Qu’on se le dise dans les chaumières : le mois de
mai 2008 sera peut-être un peu difficile à supporter. En effet, nous fêterons
alors - dans une liesse médiatique qu’il faut craindre - les quarante ans des événements
anarcho-festifs de 1968.
D’abord les médias donneront à cet anniversaire un écho démesuré. Le Figaro
titrera peut-être : « Génération 68 : pour un droit d’inventaire. » Si Libé
est toujours en kiosque (espérons-le !), il nous gratifiera de la photo géante
d’une jolie militante trotsko, aux allures baba, avec le titre « 68,
année érotique ». L’Huma osera certainement quelque chose dans le genre
« 68-08 : la lutte continue ». Plus prudente La Tribune titrera
sobrement : « Sarkozy revient de Chine avec une commande ferme pour 300 Airbus.
»
Les médias audiovisuels en feront des tonnes et des tonnes : on sera saturé de
ces délicieuses images d’actualité en noir et blanc, siglées INA. On rendra le
culte aux idoles en invitant sur les plateaux de télé les anciens combattants
de cette drôle de guerre... Oh ! ce seront des moments de télévision émouvants,
efficaces, et d’un pouvoir de nostalgie évident. Ils diront que leur "avant"
était meilleur que notre "aujourd’hui", qu’on aurait dû les écouter et changer le
monde, que leur génération avait tout compris à la vie et que Mitterrand a
brisé les illusions de la gauche. Alors on les écoutera béatement, en se disant
que nos parents, et grands-parents, sont en train de tristement entrer dans
l’Histoire.
Daniel Cohn-Bendit, toujours aussi frais et séducteur, en veste de velours
côtelée verte, dira dans l’émission spéciale que France 2 consacrera à
la question, que ça avait été pour lui une bonne blague, et même peut-être que
« Mai » avait été la période de sa vie où il avait le plus baisé, des
commentaires dans ce genre, mêlées d’attaques politiciennes perfides contre le
président Sarkozy. Il dira des phrases comme « M. Drucker, mais comment
voulez-vous que nos petits Français aient, de nos jours, le sens du rêve et de
l’utopie ? Comment voulez-vous que les jeunes se passionnent pour la politique
? Pour eux, c’est quoi la politique ? Un petit bonhomme qui prend un Airbus
pour aller en Chine, et en vendre trois cents autres... (rires dans la salle
et sourire complice de Michel Drucker).

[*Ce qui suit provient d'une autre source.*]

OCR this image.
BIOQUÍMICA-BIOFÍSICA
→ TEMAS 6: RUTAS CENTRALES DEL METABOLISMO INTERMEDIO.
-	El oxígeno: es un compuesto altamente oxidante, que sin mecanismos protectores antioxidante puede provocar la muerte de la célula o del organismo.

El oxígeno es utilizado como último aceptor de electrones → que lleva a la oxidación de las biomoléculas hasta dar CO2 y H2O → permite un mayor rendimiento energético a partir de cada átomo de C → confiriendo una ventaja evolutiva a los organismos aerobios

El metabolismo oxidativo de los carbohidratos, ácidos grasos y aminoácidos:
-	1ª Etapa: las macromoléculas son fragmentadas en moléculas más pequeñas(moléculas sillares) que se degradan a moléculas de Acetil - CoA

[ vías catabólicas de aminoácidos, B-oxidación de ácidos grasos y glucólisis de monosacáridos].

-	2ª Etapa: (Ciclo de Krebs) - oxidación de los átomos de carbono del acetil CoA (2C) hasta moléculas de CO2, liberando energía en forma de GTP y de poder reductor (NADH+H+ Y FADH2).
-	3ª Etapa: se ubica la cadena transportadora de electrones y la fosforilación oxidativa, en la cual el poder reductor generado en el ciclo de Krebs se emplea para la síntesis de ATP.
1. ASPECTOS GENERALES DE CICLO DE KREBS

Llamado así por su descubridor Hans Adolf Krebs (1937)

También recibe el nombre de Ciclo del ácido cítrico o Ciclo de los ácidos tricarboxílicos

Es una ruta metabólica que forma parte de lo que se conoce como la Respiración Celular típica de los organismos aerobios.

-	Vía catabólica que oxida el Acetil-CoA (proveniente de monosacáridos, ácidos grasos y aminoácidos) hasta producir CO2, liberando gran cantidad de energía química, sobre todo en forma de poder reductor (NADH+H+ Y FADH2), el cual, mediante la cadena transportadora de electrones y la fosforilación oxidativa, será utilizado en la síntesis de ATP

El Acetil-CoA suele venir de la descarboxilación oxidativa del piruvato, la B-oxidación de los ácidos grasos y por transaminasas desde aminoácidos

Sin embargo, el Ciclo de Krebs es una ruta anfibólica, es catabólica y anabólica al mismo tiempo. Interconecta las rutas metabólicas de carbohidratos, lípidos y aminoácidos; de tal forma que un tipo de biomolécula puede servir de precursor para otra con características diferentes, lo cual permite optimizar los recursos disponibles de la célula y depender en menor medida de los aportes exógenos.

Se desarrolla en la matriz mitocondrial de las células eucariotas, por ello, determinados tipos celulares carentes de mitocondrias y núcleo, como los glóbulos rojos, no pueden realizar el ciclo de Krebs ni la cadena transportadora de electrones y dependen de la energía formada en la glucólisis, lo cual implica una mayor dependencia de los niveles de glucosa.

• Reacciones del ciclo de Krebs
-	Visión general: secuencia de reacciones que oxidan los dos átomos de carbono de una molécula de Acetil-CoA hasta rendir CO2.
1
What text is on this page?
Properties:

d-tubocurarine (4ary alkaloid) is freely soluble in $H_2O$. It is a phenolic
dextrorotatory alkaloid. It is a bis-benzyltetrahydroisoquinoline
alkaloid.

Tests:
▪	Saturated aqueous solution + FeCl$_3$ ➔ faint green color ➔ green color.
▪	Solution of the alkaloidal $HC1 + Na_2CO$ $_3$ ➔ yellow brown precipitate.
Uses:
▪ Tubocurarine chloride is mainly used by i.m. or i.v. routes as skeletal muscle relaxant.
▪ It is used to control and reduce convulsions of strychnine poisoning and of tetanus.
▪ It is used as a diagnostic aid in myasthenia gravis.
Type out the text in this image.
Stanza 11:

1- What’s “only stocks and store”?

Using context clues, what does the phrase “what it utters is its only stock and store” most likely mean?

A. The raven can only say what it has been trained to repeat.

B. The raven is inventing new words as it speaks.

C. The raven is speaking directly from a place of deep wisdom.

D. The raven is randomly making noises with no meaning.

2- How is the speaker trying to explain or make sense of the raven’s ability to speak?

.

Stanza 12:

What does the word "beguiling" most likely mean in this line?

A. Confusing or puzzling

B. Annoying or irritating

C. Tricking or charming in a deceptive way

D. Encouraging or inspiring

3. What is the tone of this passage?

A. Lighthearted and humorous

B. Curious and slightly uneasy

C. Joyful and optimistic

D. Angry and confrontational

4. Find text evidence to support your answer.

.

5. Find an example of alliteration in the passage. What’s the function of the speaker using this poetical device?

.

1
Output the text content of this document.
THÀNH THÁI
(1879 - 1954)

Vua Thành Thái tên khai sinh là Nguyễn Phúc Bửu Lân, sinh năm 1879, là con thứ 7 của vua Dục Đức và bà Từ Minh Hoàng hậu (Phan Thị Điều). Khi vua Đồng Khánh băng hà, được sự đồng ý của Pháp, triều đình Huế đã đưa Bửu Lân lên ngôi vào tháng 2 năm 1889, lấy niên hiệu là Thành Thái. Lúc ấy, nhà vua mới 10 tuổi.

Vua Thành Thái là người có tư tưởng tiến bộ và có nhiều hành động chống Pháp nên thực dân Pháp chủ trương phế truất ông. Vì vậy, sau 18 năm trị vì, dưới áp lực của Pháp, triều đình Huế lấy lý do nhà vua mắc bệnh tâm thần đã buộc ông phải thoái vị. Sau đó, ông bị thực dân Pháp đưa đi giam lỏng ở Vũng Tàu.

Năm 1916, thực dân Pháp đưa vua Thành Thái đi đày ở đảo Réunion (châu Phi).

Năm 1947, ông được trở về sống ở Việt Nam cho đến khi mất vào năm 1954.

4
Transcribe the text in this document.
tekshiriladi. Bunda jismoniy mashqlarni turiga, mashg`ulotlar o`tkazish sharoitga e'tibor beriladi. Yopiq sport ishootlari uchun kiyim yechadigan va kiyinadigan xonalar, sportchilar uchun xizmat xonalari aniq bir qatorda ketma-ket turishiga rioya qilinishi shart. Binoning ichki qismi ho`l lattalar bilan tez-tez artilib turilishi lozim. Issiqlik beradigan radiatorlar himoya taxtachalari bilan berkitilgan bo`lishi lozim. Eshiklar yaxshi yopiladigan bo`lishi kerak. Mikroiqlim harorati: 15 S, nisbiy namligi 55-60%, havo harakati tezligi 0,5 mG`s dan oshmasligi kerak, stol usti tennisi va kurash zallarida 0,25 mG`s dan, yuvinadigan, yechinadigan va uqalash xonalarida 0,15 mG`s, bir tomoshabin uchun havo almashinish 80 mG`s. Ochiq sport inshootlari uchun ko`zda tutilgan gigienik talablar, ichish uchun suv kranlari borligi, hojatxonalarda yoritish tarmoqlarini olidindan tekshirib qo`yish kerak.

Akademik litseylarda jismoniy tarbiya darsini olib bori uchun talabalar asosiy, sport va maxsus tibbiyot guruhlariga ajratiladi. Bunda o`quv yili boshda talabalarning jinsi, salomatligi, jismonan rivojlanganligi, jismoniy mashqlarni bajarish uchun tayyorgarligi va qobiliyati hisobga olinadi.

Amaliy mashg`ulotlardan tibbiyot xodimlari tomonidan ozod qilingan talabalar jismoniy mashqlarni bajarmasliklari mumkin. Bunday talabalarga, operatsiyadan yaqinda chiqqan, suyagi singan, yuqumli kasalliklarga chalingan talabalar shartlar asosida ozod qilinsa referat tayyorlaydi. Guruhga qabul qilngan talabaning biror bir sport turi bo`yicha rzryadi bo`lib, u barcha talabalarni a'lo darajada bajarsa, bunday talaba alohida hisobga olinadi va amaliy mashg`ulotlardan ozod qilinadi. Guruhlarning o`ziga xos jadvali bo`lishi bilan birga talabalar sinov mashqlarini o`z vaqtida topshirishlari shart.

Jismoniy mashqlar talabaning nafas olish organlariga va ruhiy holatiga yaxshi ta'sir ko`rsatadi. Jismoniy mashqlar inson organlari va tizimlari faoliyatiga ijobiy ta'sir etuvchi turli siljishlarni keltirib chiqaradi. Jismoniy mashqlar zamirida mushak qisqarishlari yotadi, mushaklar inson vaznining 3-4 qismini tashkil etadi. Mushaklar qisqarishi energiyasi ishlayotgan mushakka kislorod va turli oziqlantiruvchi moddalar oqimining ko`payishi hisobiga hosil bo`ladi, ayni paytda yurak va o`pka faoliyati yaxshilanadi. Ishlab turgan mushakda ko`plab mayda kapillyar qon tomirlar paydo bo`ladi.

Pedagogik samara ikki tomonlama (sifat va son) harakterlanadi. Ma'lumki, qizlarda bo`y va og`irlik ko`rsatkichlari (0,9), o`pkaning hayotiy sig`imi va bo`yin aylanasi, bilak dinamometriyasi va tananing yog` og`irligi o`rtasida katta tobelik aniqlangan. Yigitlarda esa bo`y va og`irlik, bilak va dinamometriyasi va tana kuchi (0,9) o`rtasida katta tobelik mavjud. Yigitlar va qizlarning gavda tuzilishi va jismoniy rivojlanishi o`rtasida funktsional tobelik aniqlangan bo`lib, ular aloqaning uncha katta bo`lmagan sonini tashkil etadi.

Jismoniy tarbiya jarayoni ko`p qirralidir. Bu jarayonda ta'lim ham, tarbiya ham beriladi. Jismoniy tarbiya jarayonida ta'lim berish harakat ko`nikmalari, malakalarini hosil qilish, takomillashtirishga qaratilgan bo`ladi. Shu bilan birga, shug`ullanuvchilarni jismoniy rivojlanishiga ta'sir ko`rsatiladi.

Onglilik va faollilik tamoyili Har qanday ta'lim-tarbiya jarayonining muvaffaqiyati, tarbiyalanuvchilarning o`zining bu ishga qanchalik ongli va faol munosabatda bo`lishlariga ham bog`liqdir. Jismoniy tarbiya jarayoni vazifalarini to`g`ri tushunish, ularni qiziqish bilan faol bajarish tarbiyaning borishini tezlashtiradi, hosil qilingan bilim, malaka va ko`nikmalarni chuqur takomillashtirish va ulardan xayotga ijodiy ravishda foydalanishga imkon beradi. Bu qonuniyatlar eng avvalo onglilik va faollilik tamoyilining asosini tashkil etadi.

Alors que ma génération avait le
sens des illusions... »
Si tout se passe bien, la réalisatrice Josée Dayan tournera un téléfilm en
trois parties pour France 3, sur les événements de mai vus à travers le prisme
de plusieurs milieux sociaux. Elle appellera ça « 68 et des poussières », par
exemple. Ce sera : « Mai » au lycée Louis Le Grand, « Mai » à l’usine Renault
de Boulogne-Billancourt avec Sartre (joué par Lorant Deutsch) sur un tonneau,
et « Mai » côté gaullien, avec Philippe Torreton en talonnettes dans le rôle du
Général de Gaulle. Ce sera pro. Un peu chiant, un peu vulgaire, mais pro. Il y
aura de l’action, des scènes filmées « caméra à l’épaule » de manifs,
soulignant la « brutalité policière » (qui n’a pourtant tué personne...), et puis
certainement une histoire d’amour transversale et émouvante entre un ouvrier
maghrébin en lutte syndicale dans son usine et une petite minette en pull-over
cachemire de chez Louis-Le-Grand. Péripétie sentimentale qui facilitera de
beaucoup la narration de ce film. Il obtiendra quatre « T » dans Télérama, avec
l’approbation « Chrétien media », et ce commentaire élogieux mais banal : «
Josée Dayan nous fait toucher du doigt la grande Histoire, à travers la petite.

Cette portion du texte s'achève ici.